By Jeffrey Zimmet, MD, PhD

Associate Professor of Medicine, University of California, San Francisco; Director, Cardiac Catheterization Laboratory, San Francisco VA Medical Center

SYNOPSIS: An analysis of a real-world database revealed 14% of patients undergoing routine transfemoral transcatheter aortic valve replacement required permanent pacemaker implantation within 30 days of the valve procedure. There was no difference in long-term survival between patients who did and did not undergo pacemaker implant.

SOURCE: Rück A, Saleh N, Glaser N. Outcomes following permanent pacemaker implantation after transcatheter aortic valve replacement: SWEDEHEART observational study. JACC Cardiovasc Interv 2021;14:2173-2181.

Transcatheter aortic valve replacement (TAVR) has expanded dramatically over the past decade. This procedure was limited to patients who were at prohibitive or high risk of surgical complications, and primarily involved patients of advanced age with significant comorbidities. As TAVR has expanded to younger and lower-risk patients, it has become increasingly important to understand the differences in outcomes between surgical AVR and TAVR. Mechanical pressure from the TAVR valve itself, along with inflammation following valve deployment, results in an increased risk of high-grade atrioventricular block requiring permanent pacemaker implantation following TAVR. The ventricular desynchrony induced by right ventricular pacing has been associated with higher rates of atrial fibrillation, reduced ejection fraction, and clinical heart failure. The effect of this higher pacemaker risk on longer-term outcomes after valve replacement is uncertain. Rück et al examined the records of all patients who underwent transfemoral TAVR in Sweden between 2008 and 2018, using the SWEDEHEART registry. Of 4,750 TAVR patients during this period, the authors excluded those with non-transfemoral access (581 patients), those with preoperative permanent pacemakers (465 patients), and those who underwent valve-in-valve procedures (160 patients). A total of 124 patients who died within 30 days of the procedure also were excluded. This left 3,420 patients for analysis.

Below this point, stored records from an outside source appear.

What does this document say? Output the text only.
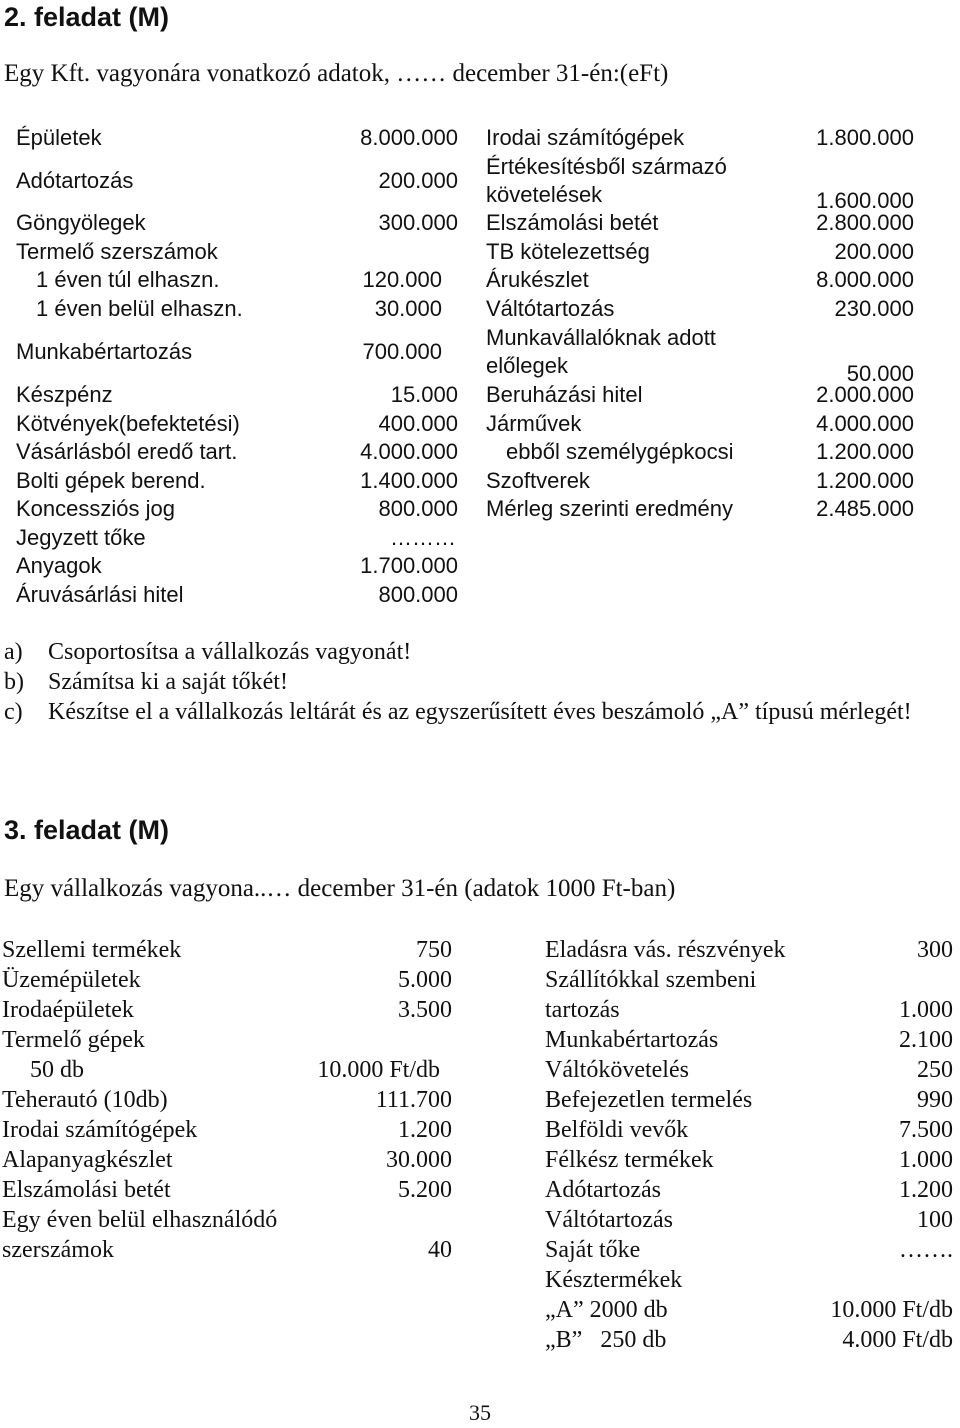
2. feladat (M)
Egy Kft. vagyonára vonatkozó adatok, …… december 31-én:(eFt)
Épületek	8.000.000
Adótartozás	200.000
Göngyölegek	300.000
Termelő szerszámok
1 éven túl elhaszn.	120.000
1 éven belül elhaszn.	30.000
Munkabértartozás	700.000
Készpénz	15.000
Kötvények(befektetési)	400.000
Vásárlásból eredő tart.	4.000.000
Bolti gépek berend.	1.400.000
Koncessziós jog	800.000
Jegyzett tőke	………
Anyagok	1.700.000
Áruvásárlási hitel	800.000
Irodai számítógépek	1.800.000
Értékesítésből származó
követelések	1.600.000
Elszámolási betét	2.800.000
TB kötelezettség	200.000
Árukészlet	8.000.000
Váltótartozás	230.000
Munkavállalóknak adott
előlegek	50.000
Beruházási hitel	2.000.000
Járművek	4.000.000
ebből személygépkocsi	1.200.000
Szoftverek	1.200.000
Mérleg szerinti eredmény	2.485.000
a) Csoportosítsa a vállalkozás vagyonát!
b) Számítsa ki a saját tőkét!
c) Készítse el a vállalkozás leltárát és az egyszerűsített éves beszámoló „A” típusú mérlegét!
3. feladat (M)
Egy vállalkozás vagyona..… december 31-én (adatok 1000 Ft-ban)
Szellemi termékek	750
Üzemépületek	5.000
Irodaépületek	3.500
Termelő gépek
50 db	10.000 Ft/db
Teherautó (10db)	111.700
Irodai számítógépek	1.200
Alapanyagkészlet	30.000
Elszámolási betét	5.200
Egy éven belül elhasználódó
szerszámok	40
Eladásra vás. részvények	300
Szállítókkal szembeni
tartozás	1.000
Munkabértartozás	2.100
Váltókövetelés	250
Befejezetlen termelés	990
Belföldi vevők	7.500
Félkész termékek	1.000
Adótartozás	1.200
Váltótartozás	100
Saját tőke	…….
Késztermékek
„A” 2000 db	10.000 Ft/db
„B”   250 db	4.000 Ft/db
35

From this group, 481 underwent permanent pacemaker implantation within 30 days after TAVR. The mean age of the study population was 81 years, and half were women. Patients who received pacemakers were more likely to be men and recorded a higher prevalence of atrial fibrillation, diabetes, prior MI, and prior cardiac surgery. Balloon-expandable valves were used less frequently in patients who received pacemakers vs. those who did not. During a median follow-up of 2.7 years (interquartile range = 2.5 years; maximum = 11.8 years), there was not a significant difference in survival between those patients who received pacemakers and those who did not. The survival rates at one, five, and 10 years were 90.1%, 52.7%, and 10.9% in the pacemaker group and 92.7%, 53.8%, and 15.3% in the non-pacemaker group, respectively. Similarly, there was no significant difference in cardiovascular death between groups.

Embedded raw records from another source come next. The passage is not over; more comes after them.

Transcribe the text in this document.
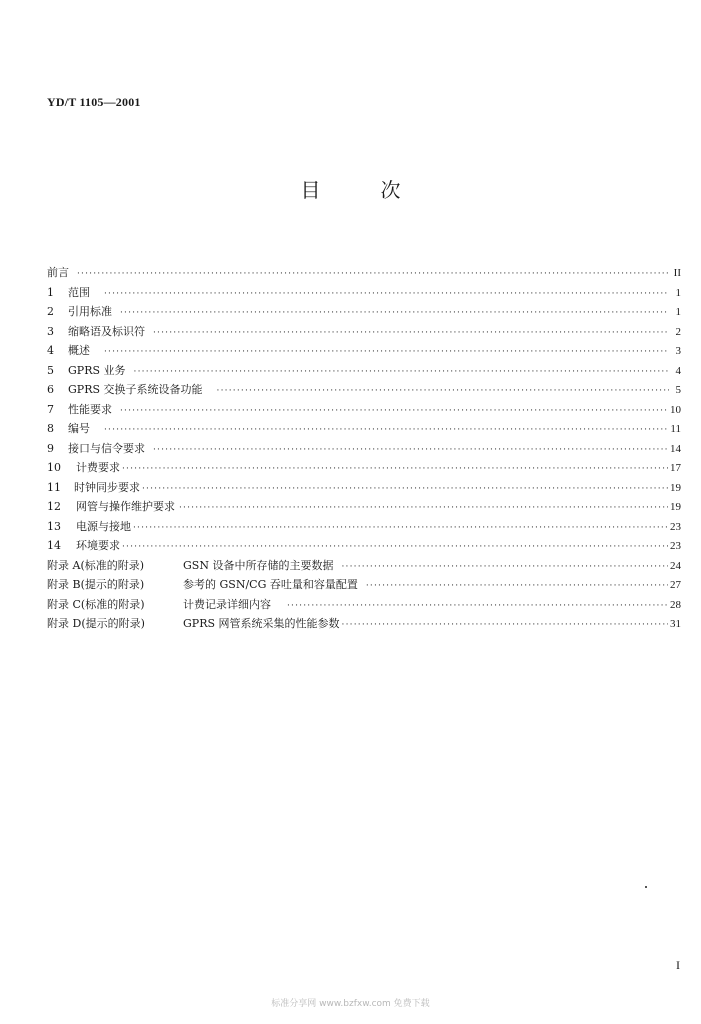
YD/T 1105—2001
目	次
前言 ·····	II
1	范围 ·····	1
2	引用标准 ·····	1
3	缩略语及标识符 ·····	2
4	概述 ·····	3
5	GPRS 业务 ·····	4
6	GPRS 交换子系统设备功能 ·····	5
7	性能要求 ·····	10
8	编号 ·····	11
9	接口与信令要求 ·····	14
10	计费要求 ·····	17
11	时钟同步要求 ·····	19
12	网管与操作维护要求 ·····	19
13	电源与接地 ·····	23
14	环境要求 ·····	23
附录 A(标准的附录)	GSN 设备中所存储的主要数据 ·····	24
附录 B(提示的附录)	参考的 GSN/CG 吞吐量和容量配置 ·····	27
附录 C(标准的附录)	计费记录详细内容 ·····	28
附录 D(提示的附录)	GPRS 网管系统采集的性能参数 ·····	31
I
标准分享网 www.bzfxw.com 免费下载
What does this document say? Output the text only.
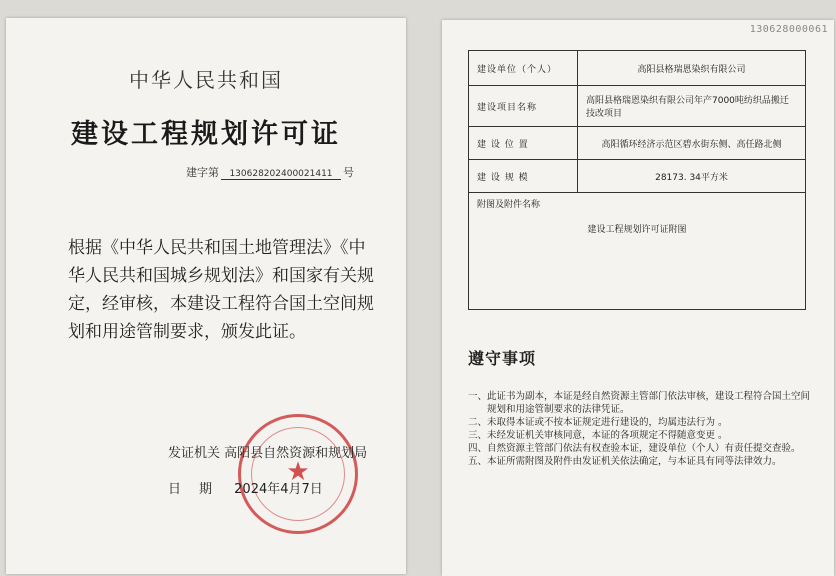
中华人民共和国
建设工程规划许可证
建字第 130628202400021411 号
根据《中华人民共和国土地管理法》《中华人民共和国城乡规划法》和国家有关规定，经审核，本建设工程符合国土空间规划和用途管制要求，颁发此证。
★
发证机关 高阳县自然资源和规划局
日期 2024年4月7日
130628000061
建设单位（个人）	高阳县格瑞恩染织有限公司
建设项目名称	高阳县格瑞恩染织有限公司年产7000吨纺织品搬迁技改项目
建 设 位 置	高阳循环经济示范区碧水街东侧、高任路北侧
建 设 规 模	28173. 34平方米

附图及附件名称
建设工程规划许可证附图	
遵守事项
一、 此证书为副本，本证是经自然资源主管部门依法审核，建设工程符合国土空间规划和用途管制要求的法律凭证。
二、 未取得本证或不按本证规定进行建设的，均属违法行为 。
三、 未经发证机关审核同意，本证的各项规定不得随意变更 。
四、 自然资源主管部门依法有权查验本证，建设单位（个人）有责任提交查验。
五、 本证所需附图及附件由发证机关依法确定，与本证具有同等法律效力。
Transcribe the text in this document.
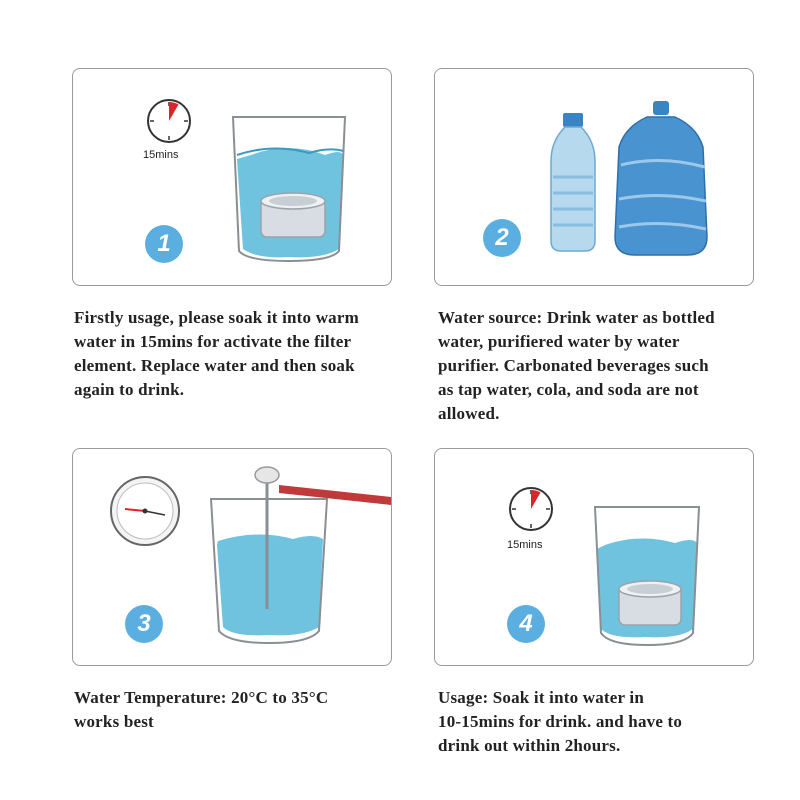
15mins
1	2
3
15mins
4
Firstly usage, please soak it into warm
water in 15mins for activate the filter
element. Replace water and then soak
again to drink.
Water source: Drink water as bottled
water, purifiered water by water
purifier. Carbonated beverages such
as tap water, cola, and soda are not
allowed.
Water Temperature: 20°C to 35°C
works best
Usage: Soak it into water in
10-15mins for drink. and have to
drink out within 2hours.
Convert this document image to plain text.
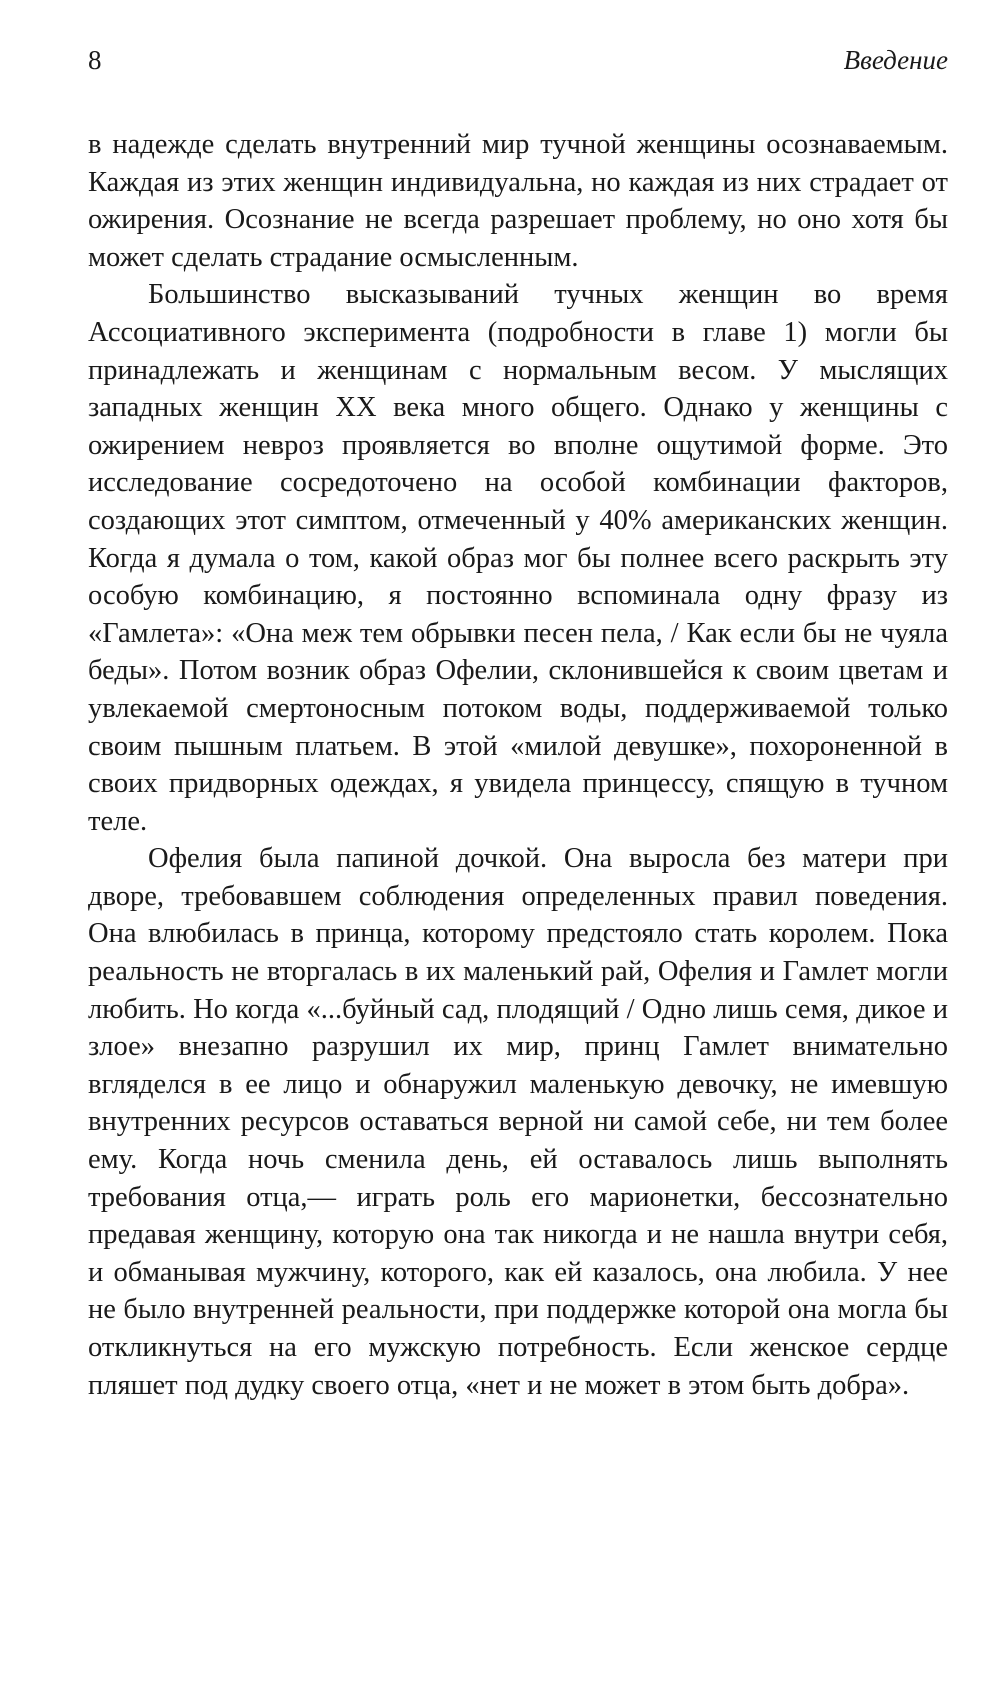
8	Введение

в надежде сделать внутренний мир тучной женщины осознаваемым. Каждая из этих женщин индивидуальна, но каждая из них страдает от ожирения. Осознание не всегда разрешает проблему, но оно хотя бы может сделать страдание осмысленным.

Большинство высказываний тучных женщин во время Ассоциативного эксперимента (подробности в главе 1) могли бы принадлежать и женщинам с нормальным весом. У мыслящих западных женщин XX века много общего. Однако у женщины с ожирением невроз проявляется во вполне ощутимой форме. Это исследование сосредоточено на особой комбинации факторов, создающих этот симптом, отмеченный у 40% американских женщин. Когда я думала о том, какой образ мог бы полнее всего раскрыть эту особую комбинацию, я постоянно вспоминала одну фразу из «Гамлета»: «Она меж тем обрывки песен пела, / Как если бы не чуяла беды». Потом возник образ Офелии, склонившейся к своим цветам и увлекаемой смертоносным потоком воды, поддерживаемой только своим пышным платьем. В этой «милой девушке», похороненной в своих придворных одеждах, я увидела принцессу, спящую в тучном теле.

Офелия была папиной дочкой. Она выросла без матери при дворе, требовавшем соблюдения определенных правил поведения. Она влюбилась в принца, которому предстояло стать королем. Пока реальность не вторгалась в их маленький рай, Офелия и Гамлет могли любить. Но когда «...буйный сад, плодящий / Одно лишь семя, дикое и злое» внезапно разрушил их мир, принц Гамлет внимательно вгляделся в ее лицо и обнаружил маленькую девочку, не имевшую внутренних ресурсов оставаться верной ни самой себе, ни тем более ему. Когда ночь сменила день, ей оставалось лишь выполнять требования отца,— играть роль его марионетки, бессознательно предавая женщину, которую она так никогда и не нашла внутри себя, и обманывая мужчину, которого, как ей казалось, она любила. У нее не было внутренней реальности, при поддержке которой она могла бы откликнуться на его мужскую потребность. Если женское сердце пляшет под дудку своего отца, «нет и не может в этом быть добра».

The incidence of endocarditis was not different in the pacemaker and no pacemaker groups (2.9% and 2.6%, respectively). Heart failure hospitalization was numerically higher in the pacemaker group (15%) than in the non-pacemaker group (9.3%), but this did not meet statistical significance (HR, 1.23; 95% CI, 0.92-1.63; P = 0.157). The authors did not find a difference in long-term survival between patients who did and did not require permanent pacemaker implantation after TAVR.

COMMENTARY

Much of the editorial commentary regarding this study centers on the term “reassuring.” That is, the lack of a signal for higher long-term mortality rates among patients who required pacemaker implantation post-TAVR gives reassurance these patients are not experiencing harm.

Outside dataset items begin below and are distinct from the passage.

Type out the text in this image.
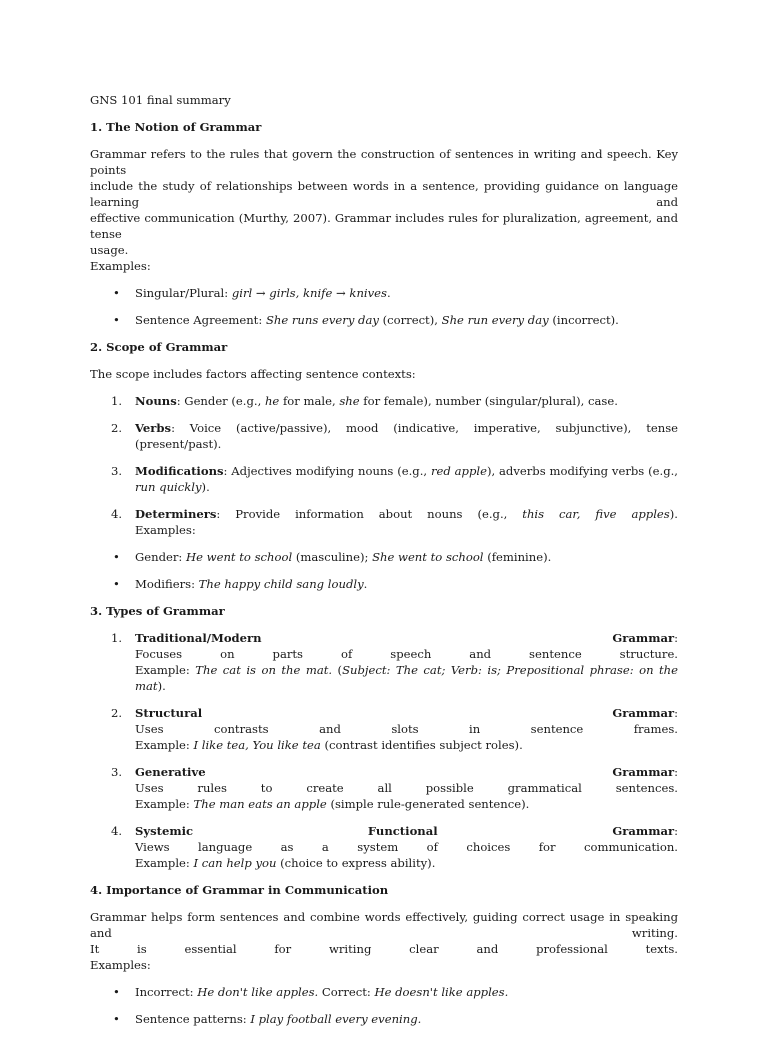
GNS 101 final summary

1. The Notion of Grammar

Grammar refers to the rules that govern the construction of sentences in writing and speech. Key points
include the study of relationships between words in a sentence, providing guidance on language learning and
effective communication (Murthy, 2007). Grammar includes rules for pluralization, agreement, and tense
usage.
Examples:
• Singular/Plural: girl → girls, knife → knives.
• Sentence Agreement: She runs every day (correct), She run every day (incorrect).

2. Scope of Grammar

The scope includes factors affecting sentence contexts:

1. Nouns: Gender (e.g., he for male, she for female), number (singular/plural), case.
2. Verbs: Voice (active/passive), mood (indicative, imperative, subjunctive), tense (present/past).
3. Modifications: Adjectives modifying nouns (e.g., red apple), adverbs modifying verbs (e.g., run quickly).
4. Determiners: Provide information about nouns (e.g., this car, five apples).
Examples:
• Gender: He went to school (masculine); She went to school (feminine).
• Modifiers: The happy child sang loudly.

3. Types of Grammar

1. Traditional/Modern	Grammar:
Focuses on parts of speech and sentence structure.
Example: The cat is on the mat. (Subject: The cat; Verb: is; Prepositional phrase: on the mat).
2. Structural	Grammar:
Uses contrasts and slots in sentence frames.
Example: I like tea, You like tea (contrast identifies subject roles).
3. Generative	Grammar:
Uses rules to create all possible grammatical sentences.
Example: The man eats an apple (simple rule-generated sentence).
4. Systemic	Functional	Grammar:
Views language as a system of choices for communication.
Example: I can help you (choice to express ability).

4. Importance of Grammar in Communication

Grammar helps form sentences and combine words effectively, guiding correct usage in speaking and writing.
It is essential for writing clear and professional texts.
Examples:
• Incorrect: He don't like apples. Correct: He doesn't like apples.
• Sentence patterns: I play football every evening.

One of the more illuminating comparisons comes from a previous publication from the same research group, which found permanent pacemaker implantation after surgical AVR was associated with a higher risk for heart failure hospitalization and all-cause mortality.1 The major difference here, as Rück et al noted, is surgical AVR patients historically are younger and present with fewer comorbidities vs. TAVR patients. Those undergoing TAVR during the examined period likely died of other causes before the full detrimental effects of permanent pacing become fully evident, at least in terms of hard outcomes, including death and congestive heart failure hospitalization. For these patients, the results of the Rück et al study are reassuring.

There is no mystery when it comes to the negative effects of long-term right ventricular pacing. The question Rück et al hoped to answer concerned the potential deleterious effects of permanent pacing in patients who are younger and with longer life expectancy. For this group, the study adds little. These are the patients in whom TAVR is increasingly applied and for whom the decision between surgical AVR and TAVR will need to consider not only the relative morbidity of the surgery and longevity of the implant, but also the persistent difference in post-implant pacemaker requirement that is likely to remain in surgery’s favor. We are certain to see more discussion of this issue in the future, as more contemporary data become available.

REFERENCE

  1. Glaser N, Persson M, Dalén M, Sartipy U. Long-term outcomes associated with permanent pacemaker implantation after surgical aortic valve replacement. JAMA Netw Open 2021;4:e2116564.